The mortality from COVID-19 is reportedly higher in patients who are older and comorbid (1, 29). In the study by Zhou et al. (1), the interquartile range (IQR) of the age of survivors and non-survivors was 45–58 and 63–76 years, respectively. This shows a clear demarcation with possibly no-overlap. Our analysis only identified the TB incidence in > 65-year olds to be significantly negatively correlated with deaths. The incidence in the total population and the 15-64-year group showed smaller correlations We used the incidence of TB is a surrogate marker of the immunity offered by the BCG vaccination. Lesser deaths observed in populations where there is a lesser number of TB in the > 65-year olds support this hypothesis. There is no worldwide age-specific case and mortality data for COVID-19 and we were therefore unable to investigate this hypothesis further.

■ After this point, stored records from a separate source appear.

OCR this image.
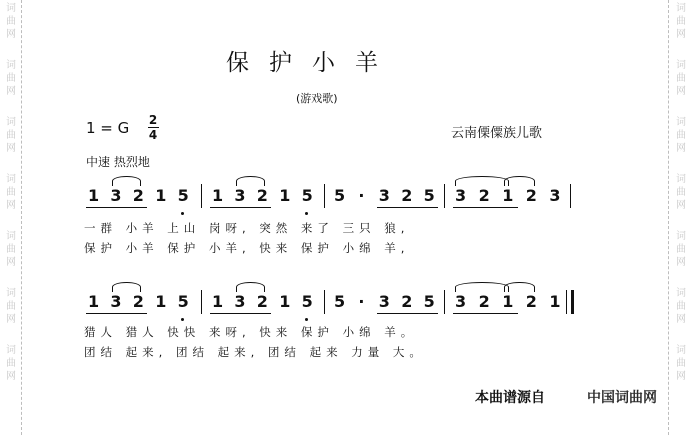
词
曲
网
词
曲
网
词
曲
网
词
曲
网
词
曲
网
词
曲
网
词
曲
网
词
曲
网
词
曲
网
词
曲
网
词
曲
网
词
曲
网
词
曲
网
词
曲
网
保护小羊
(游戏歌)
1 = G 2
4	云南傈僳族儿歌
中速 热烈地
1 3 2 1 5 1 3 2 1 5 5 · 3 2 5 3 2 1 2 3
一群 小羊 上山 岗呀, 突然 来了 三只 狼,
保护 小羊 保护 小羊, 快来 保护 小绵 羊,
1 3 2 1 5 1 3 2 1 5 5 · 3 2 5 3 2 1 2 1
猎人 猎人 快快 来呀, 快来 保护 小绵 羊。
团结 起来, 团结 起来, 团结 起来 力量 大。
本曲谱源自	中国词曲网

The relationship between the income and COVID-19 cases is paradoxical to observations during previous epidemics (30, 31). High-income countries generally depend on larger budgetary allocations for secondary preventive strategies to contain an epidemic within the health system capacity. Their outcomes during the COVID-19 pandemic has remained worse than countries with lower income due to a multitude of reasons. The income level remained independently associated with the case number in our multivariate analysis and has been reported by other researchers as well (3, 8, 18, 32). In the subgroup analysis, we observed that, for high-income countries, the correlation between cases and deaths and the degree of BCG coverage was higher. Most high-income countries do not have a universal BCG vaccination policy, but income level and BCG coverage were independent predictors in our multivariate analysis. One possible contributing factor to the higher cases and deaths in the high-income countries could be the higher median age of the population in these countries (33). A positive correlation between the median age of the population and COVID-19 morbidity and mortality has been reported (32).

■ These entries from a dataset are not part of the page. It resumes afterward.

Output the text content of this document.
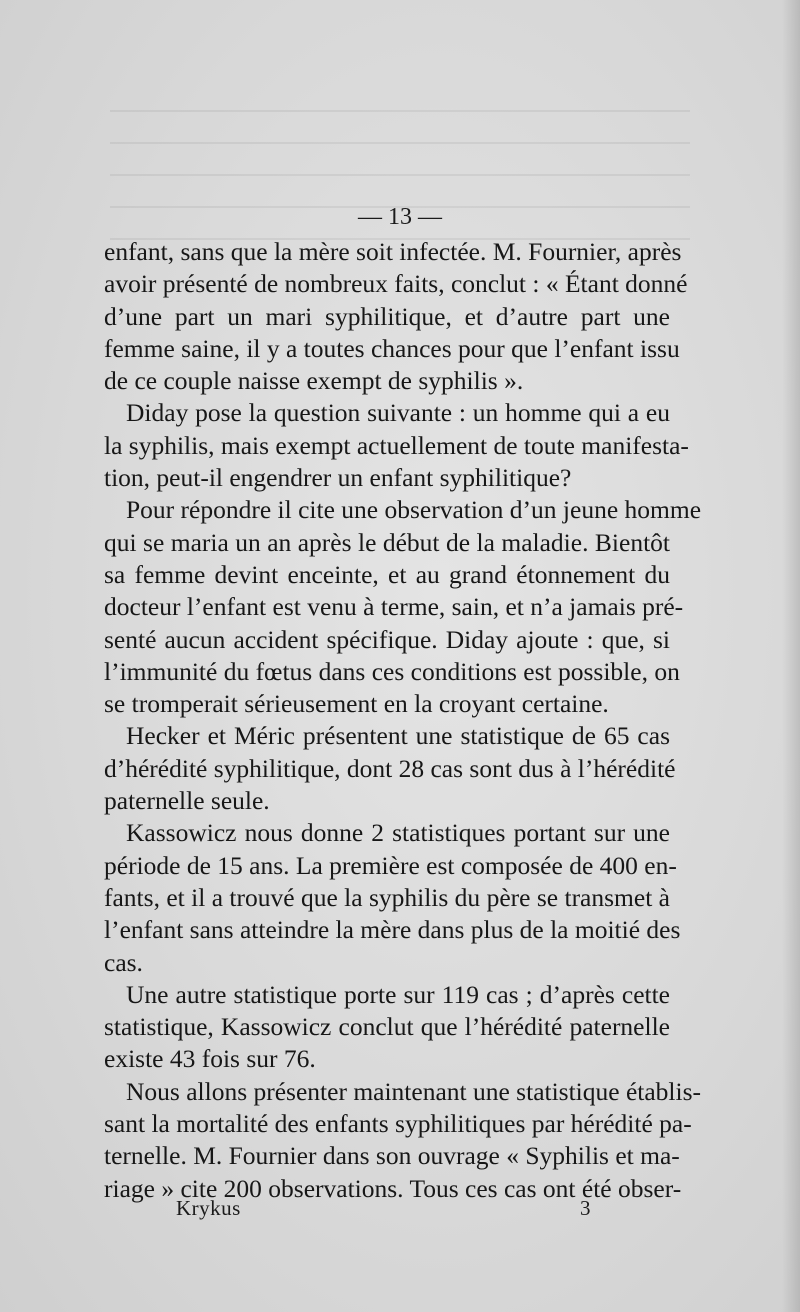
— 13 —
enfant, sans que la mère soit infectée. M. Fournier, après
avoir présenté de nombreux faits, conclut : « Étant donné
d’une part un mari syphilitique, et d’autre part une
femme saine, il y a toutes chances pour que l’enfant issu
de ce couple naisse exempt de syphilis ».
Diday pose la question suivante : un homme qui a eu
la syphilis, mais exempt actuellement de toute manifesta-
tion, peut-il engendrer un enfant syphilitique?
Pour répondre il cite une observation d’un jeune homme
qui se maria un an après le début de la maladie. Bientôt
sa femme devint enceinte, et au grand étonnement du
docteur l’enfant est venu à terme, sain, et n’a jamais pré-
senté aucun accident spécifique. Diday ajoute : que, si
l’immunité du fœtus dans ces conditions est possible, on
se tromperait sérieusement en la croyant certaine.
Hecker et Méric présentent une statistique de 65 cas
d’hérédité syphilitique, dont 28 cas sont dus à l’hérédité
paternelle seule.
Kassowicz nous donne 2 statistiques portant sur une
période de 15 ans. La première est composée de 400 en-
fants, et il a trouvé que la syphilis du père se transmet à
l’enfant sans atteindre la mère dans plus de la moitié des
cas.
Une autre statistique porte sur 119 cas ; d’après cette
statistique, Kassowicz conclut que l’hérédité paternelle
existe 43 fois sur 76.
Nous allons présenter maintenant une statistique établis-
sant la mortalité des enfants syphilitiques par hérédité pa-
ternelle. M. Fournier dans son ouvrage « Syphilis et ma-
riage » cite 200 observations. Tous ces cas ont été obser-
Krykus	3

We observed minimal correlation between the CFR and the variables studies. The CFR can be affected by the lack of testing to identify cases. There is a significant difference in the testing per-capita among countries, i.e. high-income countries performing more tests per million population (34). There is also a negative correlation between the percentage of the population tested and positive rate (32). This may have caused the apparent reduction in CFR compared to the deaths per 100,000 population in the high- and upper-middle-income countries. The lag-between the deaths and the cases may also contribute to this (8), as the pandemic is still evolving. The CFR, therefore, may be unreliable in the COVID-19 pandemic.

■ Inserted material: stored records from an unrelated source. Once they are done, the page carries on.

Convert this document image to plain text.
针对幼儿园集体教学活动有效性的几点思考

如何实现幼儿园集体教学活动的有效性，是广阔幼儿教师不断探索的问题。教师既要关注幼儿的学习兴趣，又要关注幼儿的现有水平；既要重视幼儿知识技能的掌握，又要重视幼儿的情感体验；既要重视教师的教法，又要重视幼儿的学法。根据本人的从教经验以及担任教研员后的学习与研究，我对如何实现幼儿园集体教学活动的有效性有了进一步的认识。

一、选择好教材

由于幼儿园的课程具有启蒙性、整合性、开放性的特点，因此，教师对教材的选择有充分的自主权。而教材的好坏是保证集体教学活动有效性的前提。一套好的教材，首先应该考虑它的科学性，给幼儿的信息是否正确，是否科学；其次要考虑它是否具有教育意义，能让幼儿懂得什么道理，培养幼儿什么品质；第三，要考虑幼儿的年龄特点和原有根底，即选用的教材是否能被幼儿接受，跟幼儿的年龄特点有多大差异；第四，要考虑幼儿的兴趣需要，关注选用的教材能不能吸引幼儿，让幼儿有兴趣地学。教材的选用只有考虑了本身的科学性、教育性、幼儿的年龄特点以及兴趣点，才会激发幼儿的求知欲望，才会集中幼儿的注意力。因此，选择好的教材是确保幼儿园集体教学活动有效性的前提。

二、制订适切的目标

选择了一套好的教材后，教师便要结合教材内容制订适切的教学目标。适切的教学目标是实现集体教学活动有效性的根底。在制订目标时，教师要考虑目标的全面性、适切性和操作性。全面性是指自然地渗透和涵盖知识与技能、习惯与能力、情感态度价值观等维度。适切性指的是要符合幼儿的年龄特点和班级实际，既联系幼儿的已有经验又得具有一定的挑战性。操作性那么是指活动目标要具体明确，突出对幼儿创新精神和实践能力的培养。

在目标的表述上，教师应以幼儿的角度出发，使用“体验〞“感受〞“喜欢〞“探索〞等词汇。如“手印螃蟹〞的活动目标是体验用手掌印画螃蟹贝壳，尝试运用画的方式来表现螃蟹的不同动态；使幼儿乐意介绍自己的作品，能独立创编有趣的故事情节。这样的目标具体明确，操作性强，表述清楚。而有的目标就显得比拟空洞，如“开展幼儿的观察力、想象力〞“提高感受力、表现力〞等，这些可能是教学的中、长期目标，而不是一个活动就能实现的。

The main limitation of this analysis is the inability to link the exposures relate to BCG vaccination to the occurrence of COVID-19 in the same person (ecological fallacy) as the data considered are at population level. Further, there may be other factors between countries that are associated with the exposure, which may account for the differences, such as comorbidities (1) and other epidemiological characteristics of the vulnerable groups, which have not been considered in the model. Several countries who do not have a universal BCG vaccination at present have stopped the vaccination in the last 20-years. Their most recent estimated BCG coverage is still high. We have also not included other variables like the temperature and humidity, which have already been proven to be associated with COVID-19 (35).